According to the data, which covers 168 countries and ranks them from 1 to 168 on a scale of least to most corrupt, Iceland has gone from its previously held spot of 12 to 13. This makes the country more corrupt than all other Nordic countries, who ranked amongst the least corrupt in the world: Denmark (1), Finland (2), Sweden (3) and Norway (5).
The distinction of Most Corrupt Nordic Country was one Iceland also held last year.
Transparency International makes it a point to emphasise, though, that “just because a country has a clean public sector at home, doesn’t mean it isn’t linked to corruption elsewhere,” citing for example that “the Swedish-Finnish firm TeliaSonera – 37 per cent owned by the Swedish state – is facing allegations that it paid millions of dollars in bribes to secure business in Uzbekistan, which comes in at 153rd in the index.”
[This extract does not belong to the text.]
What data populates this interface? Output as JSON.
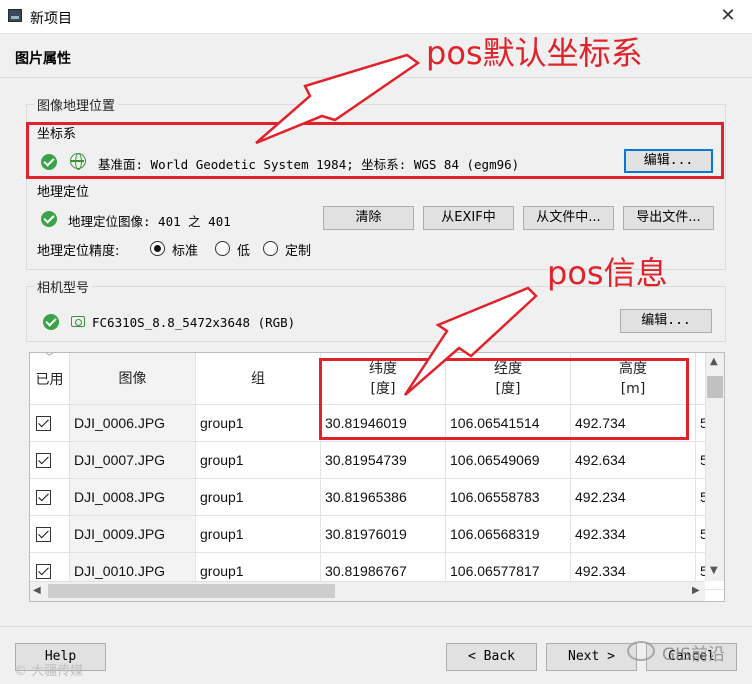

In 2013, a more detailed picture of Iceland’s version of corruption was shown. At that time, 3% of Icelanders reported paying a bribe in 2010. 78% said they did not feel as though their government was effective at fighting corruption, and 53% said they believe corruption in Iceland has increased from 2007 to 2010.
When it comes to institutions within Iceland, those polled felt that the most corrupt of them were the political parties. This was followed by the business and private sector, the institution of parliament itself, and – tied for fourth place – were public servants and the media.